Sul fronte della ricerca l’Università egli studi di Modena e Reggio Emilia ha portato a termine la definizione di linee di ricerca strategiche per l’ateneo, che verranno “premiate” con fondi per ricercatori tenure track , utilizzando il “Fondo di sviluppo della ricerca di ateneo. Inoltre, l’ateneo partecipa in modo importante ai tecnopoli regionali, con numerosi progetti in via di attuazione (Modena – Reggio Emilia) e in questi ultimi mesi ha contribuito a definire i progetti “cluster” nazionali, diventando capofila per il progetto EDU, un progetto che avrà sede a Mirandola, ed è entrata con rilevanti partecipazioni anche in vari altri cluster nazionali. “Tutto questo – ha ricordato Aldo Tomasi – è finalizzato a trovarci preparati per i “call” del megaprogetto europeo di sostegno alla ricerca, denominato H2020. Abbiamo partecipato, in coordinamento con numerose imprese ai progetti di distretto, anche questi finanziati dalla Regione”.

“I problemi da affrontare – ha detto concludendo il suo intervento il Rettore Tomasi – vanno dal diritto allo studio, alla discussione e decisione sugli indirizzi di sviluppo delle sedi.
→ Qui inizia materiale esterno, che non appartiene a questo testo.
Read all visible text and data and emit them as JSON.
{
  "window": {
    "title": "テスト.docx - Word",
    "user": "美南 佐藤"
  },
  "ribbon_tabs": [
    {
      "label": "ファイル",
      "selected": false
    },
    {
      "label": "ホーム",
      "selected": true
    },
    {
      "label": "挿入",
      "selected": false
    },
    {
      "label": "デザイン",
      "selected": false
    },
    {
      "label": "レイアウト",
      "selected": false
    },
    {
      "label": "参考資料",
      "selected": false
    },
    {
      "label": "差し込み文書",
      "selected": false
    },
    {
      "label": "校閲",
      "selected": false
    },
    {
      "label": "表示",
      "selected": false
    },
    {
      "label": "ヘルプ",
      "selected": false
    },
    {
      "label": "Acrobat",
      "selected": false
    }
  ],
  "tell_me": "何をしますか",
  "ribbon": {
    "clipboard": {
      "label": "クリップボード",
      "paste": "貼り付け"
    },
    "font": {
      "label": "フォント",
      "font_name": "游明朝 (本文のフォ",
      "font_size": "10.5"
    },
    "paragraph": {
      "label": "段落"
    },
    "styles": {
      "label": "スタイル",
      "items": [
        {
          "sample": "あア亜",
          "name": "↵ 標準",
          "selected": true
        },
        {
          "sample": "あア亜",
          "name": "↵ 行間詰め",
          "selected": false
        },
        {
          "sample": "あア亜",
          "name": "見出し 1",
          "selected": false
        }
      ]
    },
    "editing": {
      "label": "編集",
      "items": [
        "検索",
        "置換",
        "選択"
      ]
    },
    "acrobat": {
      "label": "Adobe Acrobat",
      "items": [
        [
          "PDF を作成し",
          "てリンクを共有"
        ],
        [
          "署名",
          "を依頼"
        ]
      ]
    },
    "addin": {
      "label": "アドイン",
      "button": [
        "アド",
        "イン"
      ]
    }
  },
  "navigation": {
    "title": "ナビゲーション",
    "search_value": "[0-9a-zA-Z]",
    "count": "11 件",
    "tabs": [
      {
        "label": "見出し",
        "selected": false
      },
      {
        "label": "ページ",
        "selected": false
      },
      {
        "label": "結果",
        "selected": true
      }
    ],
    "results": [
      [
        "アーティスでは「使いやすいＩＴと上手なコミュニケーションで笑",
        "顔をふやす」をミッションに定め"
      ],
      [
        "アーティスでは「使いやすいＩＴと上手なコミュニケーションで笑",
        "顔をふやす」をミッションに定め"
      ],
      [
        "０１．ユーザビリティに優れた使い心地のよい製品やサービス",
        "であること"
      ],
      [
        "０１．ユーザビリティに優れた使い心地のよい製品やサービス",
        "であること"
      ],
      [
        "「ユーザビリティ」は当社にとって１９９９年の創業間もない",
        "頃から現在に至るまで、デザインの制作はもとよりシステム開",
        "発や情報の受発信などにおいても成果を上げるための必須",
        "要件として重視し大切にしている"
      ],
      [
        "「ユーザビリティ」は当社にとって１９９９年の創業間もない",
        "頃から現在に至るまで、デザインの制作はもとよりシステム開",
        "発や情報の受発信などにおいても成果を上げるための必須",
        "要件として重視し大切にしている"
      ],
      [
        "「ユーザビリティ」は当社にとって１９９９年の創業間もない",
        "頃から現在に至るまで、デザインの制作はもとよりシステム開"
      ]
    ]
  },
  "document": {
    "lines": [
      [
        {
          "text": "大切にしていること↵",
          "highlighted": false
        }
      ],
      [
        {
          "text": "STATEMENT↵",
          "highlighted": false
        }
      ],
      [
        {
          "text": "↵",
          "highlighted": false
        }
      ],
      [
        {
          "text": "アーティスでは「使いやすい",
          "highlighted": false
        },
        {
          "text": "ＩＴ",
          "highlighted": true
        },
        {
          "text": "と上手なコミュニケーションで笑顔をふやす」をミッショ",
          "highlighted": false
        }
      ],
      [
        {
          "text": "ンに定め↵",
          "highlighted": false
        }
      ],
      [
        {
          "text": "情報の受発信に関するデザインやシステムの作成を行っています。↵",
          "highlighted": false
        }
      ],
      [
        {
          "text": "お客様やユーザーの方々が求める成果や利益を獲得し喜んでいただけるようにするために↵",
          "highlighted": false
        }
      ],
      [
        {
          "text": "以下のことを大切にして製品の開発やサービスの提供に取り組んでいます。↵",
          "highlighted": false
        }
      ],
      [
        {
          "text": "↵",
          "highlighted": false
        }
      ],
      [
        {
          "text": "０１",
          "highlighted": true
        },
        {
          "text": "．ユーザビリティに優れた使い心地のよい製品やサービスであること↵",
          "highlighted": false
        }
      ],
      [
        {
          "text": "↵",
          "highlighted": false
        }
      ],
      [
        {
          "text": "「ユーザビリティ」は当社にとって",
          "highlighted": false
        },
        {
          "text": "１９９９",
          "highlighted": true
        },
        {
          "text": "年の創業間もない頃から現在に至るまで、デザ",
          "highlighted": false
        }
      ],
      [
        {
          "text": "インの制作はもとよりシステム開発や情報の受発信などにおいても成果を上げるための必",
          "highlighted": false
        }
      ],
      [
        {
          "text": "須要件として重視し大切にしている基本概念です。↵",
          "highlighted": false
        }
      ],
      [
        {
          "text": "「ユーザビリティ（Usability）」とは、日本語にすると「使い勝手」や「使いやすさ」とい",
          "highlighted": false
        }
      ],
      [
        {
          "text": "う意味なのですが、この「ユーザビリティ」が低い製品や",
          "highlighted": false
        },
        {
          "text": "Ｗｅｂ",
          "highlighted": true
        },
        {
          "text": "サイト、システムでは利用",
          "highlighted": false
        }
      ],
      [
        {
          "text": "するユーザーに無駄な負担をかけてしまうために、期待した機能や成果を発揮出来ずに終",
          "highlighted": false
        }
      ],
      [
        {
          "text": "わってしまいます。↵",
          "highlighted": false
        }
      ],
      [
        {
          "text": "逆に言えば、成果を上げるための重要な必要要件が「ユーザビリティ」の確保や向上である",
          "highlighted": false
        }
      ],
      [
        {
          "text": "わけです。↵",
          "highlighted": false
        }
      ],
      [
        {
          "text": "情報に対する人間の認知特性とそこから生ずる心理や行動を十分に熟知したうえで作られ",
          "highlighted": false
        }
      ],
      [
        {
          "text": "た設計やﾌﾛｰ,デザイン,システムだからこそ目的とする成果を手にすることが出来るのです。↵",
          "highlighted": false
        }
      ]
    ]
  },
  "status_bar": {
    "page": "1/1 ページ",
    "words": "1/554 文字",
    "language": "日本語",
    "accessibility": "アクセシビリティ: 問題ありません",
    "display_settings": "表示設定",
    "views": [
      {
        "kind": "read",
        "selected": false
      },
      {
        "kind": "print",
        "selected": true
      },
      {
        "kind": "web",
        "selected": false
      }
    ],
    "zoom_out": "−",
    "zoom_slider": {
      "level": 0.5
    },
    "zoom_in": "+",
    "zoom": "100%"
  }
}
In questi momenti di estrema difficoltà per il paese, i fondi per la scuola, per la formazione, per il diritto allo studio subiscono pesanti tagli, mettendo a repentaglio la sopravvivenza stessa del sistema. Gli effetti sono già evidenti nel cospicuo calo di studenti universitari che si osserva da ormai quasi un decennio nel nostro paese. Di fronte a questo impoverimento che mette in pericolo il futuro dell’Italia, continuiamo ad assistere alla incapacità del nostro sistema politico di porsi un freno alla proprie spese, ovvero ridimensionare in modo rilevante i cosiddetti costi della “politica”. Penso – ha concluso – che questa situazione debba fare pensare seriamente tutti. Occorre re-introdurre scale valoriali che sappiano indirizzare la residua capacità di spesa di questo paese verso scopi primari, pena il declino economico e sociale”.